Alors pourquoi le scrutin de dimanche 13 juin a eu l'effet d'un séisme? C'est parce que le nationalisme flamand est passé à un cran dessus : des revendications  on passe aux revendications  séparatistes. Crédité de 27 sièges dans un parlement de 150 députés, le parti séparatiste de Flandre, N-VA, risque désormais de disloquer la Belgique. Son chef, De Wever, sera le nouveau maître du jeu politique belge. Certains médias craignent qu'il ne devienne même "le fossoyeur de la Belgique".

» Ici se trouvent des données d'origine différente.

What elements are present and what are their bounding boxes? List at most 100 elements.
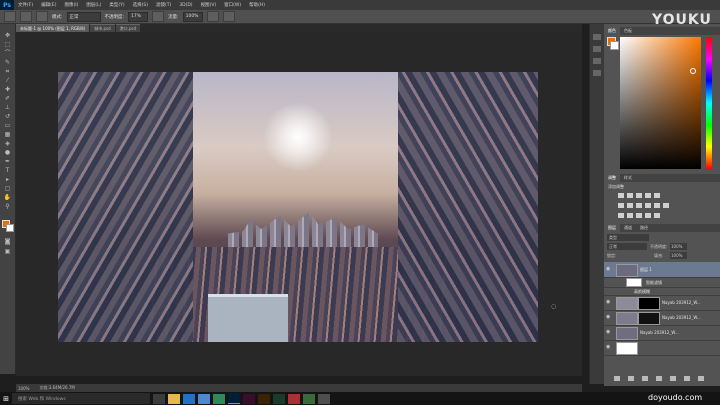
color-picker-cursor[interactable] [690, 68, 696, 74]
color-balance-icon[interactable] [627, 203, 633, 208]
tool-preset-button[interactable] [4, 11, 16, 22]
layer-opacity-input[interactable]: 100% [670, 243, 687, 250]
menu-window[interactable]: 窗口(W) [220, 2, 245, 8]
screen-mode-icon[interactable]: ▣ [3, 248, 12, 255]
type-tool-icon[interactable]: T [3, 167, 12, 174]
brightness-icon[interactable] [618, 193, 624, 198]
menu-view[interactable]: 视图(V) [197, 2, 221, 8]
tab-channels[interactable]: 通道 [620, 225, 636, 231]
windows-start-icon[interactable]: ⊞ [0, 392, 12, 405]
lasso-tool-icon[interactable]: ⌒ [3, 50, 12, 57]
clone-stamp-tool-icon[interactable]: ⊥ [3, 104, 12, 111]
adjustment-layer-icon[interactable] [656, 376, 662, 381]
selective-color-icon[interactable] [654, 213, 660, 218]
menu-help[interactable]: 帮助(H) [245, 2, 269, 8]
eraser-tool-icon[interactable]: ▭ [3, 122, 12, 129]
new-layer-icon[interactable] [684, 376, 690, 381]
visibility-eye-icon[interactable]: ◉ [606, 314, 612, 320]
menu-type[interactable]: 类型(Y) [105, 2, 128, 8]
paragraph-panel-icon[interactable] [593, 70, 601, 76]
invert-icon[interactable] [618, 213, 624, 218]
crop-tool-icon[interactable]: ⌗ [3, 68, 12, 75]
layer-row[interactable]: ◉ Nayab 203912_W... [604, 310, 720, 326]
color-lookup-icon[interactable] [663, 203, 669, 208]
tray-app-icon[interactable] [318, 393, 330, 404]
media-icon[interactable] [288, 393, 300, 404]
app-icon[interactable] [213, 393, 225, 404]
pressure-opacity-button[interactable] [152, 11, 165, 22]
tab-paths[interactable]: 路径 [636, 225, 652, 231]
threshold-icon[interactable] [636, 213, 642, 218]
photo-filter-icon[interactable] [645, 203, 651, 208]
document-canvas[interactable] [58, 72, 538, 342]
menu-select[interactable]: 选择(S) [129, 2, 152, 8]
flow-input[interactable]: 100% [182, 11, 203, 22]
black-white-icon[interactable] [636, 203, 642, 208]
visibility-eye-icon[interactable]: ◉ [606, 266, 612, 272]
brush-panel-toggle-button[interactable] [36, 11, 48, 22]
healing-brush-tool-icon[interactable]: ✚ [3, 86, 12, 93]
file-explorer-icon[interactable] [168, 393, 180, 404]
photoshop-taskbar-icon[interactable] [228, 393, 240, 404]
tab-styles[interactable]: 样式 [620, 175, 636, 181]
layer-row[interactable]: ◉ 图层 1 [604, 262, 720, 278]
edge-icon[interactable] [183, 393, 195, 404]
layer-row[interactable]: ◉ Nayab 203912_W... [604, 325, 720, 341]
add-mask-icon[interactable] [642, 376, 648, 381]
posterize-icon[interactable] [627, 213, 633, 218]
hand-tool-icon[interactable]: ✋ [3, 194, 12, 201]
fill-input[interactable]: 100% [670, 252, 687, 259]
layer-style-icon[interactable] [628, 376, 634, 381]
tab-document-3[interactable]: 港口.psd [115, 24, 141, 32]
dodge-tool-icon[interactable]: ● [3, 149, 12, 156]
hue-slider[interactable] [706, 37, 712, 169]
brush-preset-button[interactable] [20, 11, 32, 22]
layer-row[interactable]: ◉ [604, 340, 720, 356]
quick-select-tool-icon[interactable]: ✎ [3, 59, 12, 66]
path-select-tool-icon[interactable]: ▸ [3, 176, 12, 183]
properties-panel-icon[interactable] [593, 46, 601, 52]
visibility-eye-icon[interactable]: ◉ [606, 329, 612, 335]
wechat-icon[interactable] [303, 393, 315, 404]
menu-edit[interactable]: 编辑(E) [37, 2, 60, 8]
history-panel-icon[interactable] [593, 34, 601, 40]
tab-document-2[interactable]: 城市.psd [90, 24, 115, 32]
blend-mode-select[interactable]: 正常 [607, 243, 647, 250]
premiere-icon[interactable] [243, 393, 255, 404]
levels-icon[interactable] [627, 193, 633, 198]
airbrush-button[interactable] [206, 11, 219, 22]
gradient-map-icon[interactable] [645, 213, 651, 218]
task-view-icon[interactable] [153, 393, 165, 404]
shape-tool-icon[interactable]: ▢ [3, 185, 12, 192]
gradient-tool-icon[interactable]: ▦ [3, 131, 12, 138]
tab-layers[interactable]: 图层 [604, 224, 620, 232]
vibrance-icon[interactable] [654, 193, 660, 198]
zoom-tool-icon[interactable]: ⚲ [3, 203, 12, 210]
layer-row[interactable]: ◉ Nayab 203912_W... [604, 295, 720, 311]
zoom-level[interactable]: 100% [18, 386, 29, 391]
history-brush-tool-icon[interactable]: ↺ [3, 113, 12, 120]
quick-mask-icon[interactable]: ◙ [3, 238, 12, 245]
menu-file[interactable]: 文件(F) [14, 2, 37, 8]
character-panel-icon[interactable] [593, 58, 601, 64]
blur-tool-icon[interactable]: ◈ [3, 140, 12, 147]
move-tool-icon[interactable]: ✥ [3, 32, 12, 39]
hue-saturation-icon[interactable] [618, 203, 624, 208]
color-picker-field[interactable] [620, 37, 701, 169]
pressure-size-button[interactable] [222, 11, 235, 22]
tab-document-1[interactable]: 未标题-1 @ 100% (图层 1, RGB/8) [16, 24, 90, 32]
visibility-eye-icon[interactable]: ◉ [606, 344, 612, 350]
illustrator-icon[interactable] [258, 393, 270, 404]
menu-layer[interactable]: 图层(L) [82, 2, 105, 8]
background-color-swatch[interactable] [6, 224, 14, 232]
channel-mixer-icon[interactable] [654, 203, 660, 208]
trash-icon[interactable] [698, 376, 704, 381]
visibility-eye-icon[interactable]: ◉ [606, 299, 612, 305]
opacity-input[interactable]: 17% [128, 11, 149, 22]
tab-adjustments[interactable]: 调整 [604, 174, 620, 182]
eyedropper-tool-icon[interactable]: ⁄ [3, 77, 12, 84]
layer-kind-filter[interactable]: 类型 [607, 234, 649, 241]
mode-select[interactable]: 正常 [66, 11, 101, 22]
tab-color[interactable]: 颜色 [604, 27, 620, 35]
tab-swatches[interactable]: 色板 [620, 28, 636, 34]
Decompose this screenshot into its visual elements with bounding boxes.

Mais le scrutin a aussi intronisé le parti socialiste de Di Rupo comme premier parti de Wallonie. Or celui-ci est le parti de la Belgique fédérée.
Cela promet des négociations compliquées pour constituer le prochain gouvernement : la Belgique risque fort bien de passer l'été sans gouvernement : sauf miracle. Mais les Belges sont réalistes parce qu'ils croient aux miracles, pour paraphraser un homme célèbre.
En attendant, ne nous faisons pas trop de soucis pour la petite Belgique : Bruxelles la sauvera de la dislocation, à moins d'extraire Bruxelles de la région flamande, de lui octroyer un statut spécial  et d'en faire la capitale de l'Europe…Ce qui, dans l'état actuel des choses, relève du vœu pieux.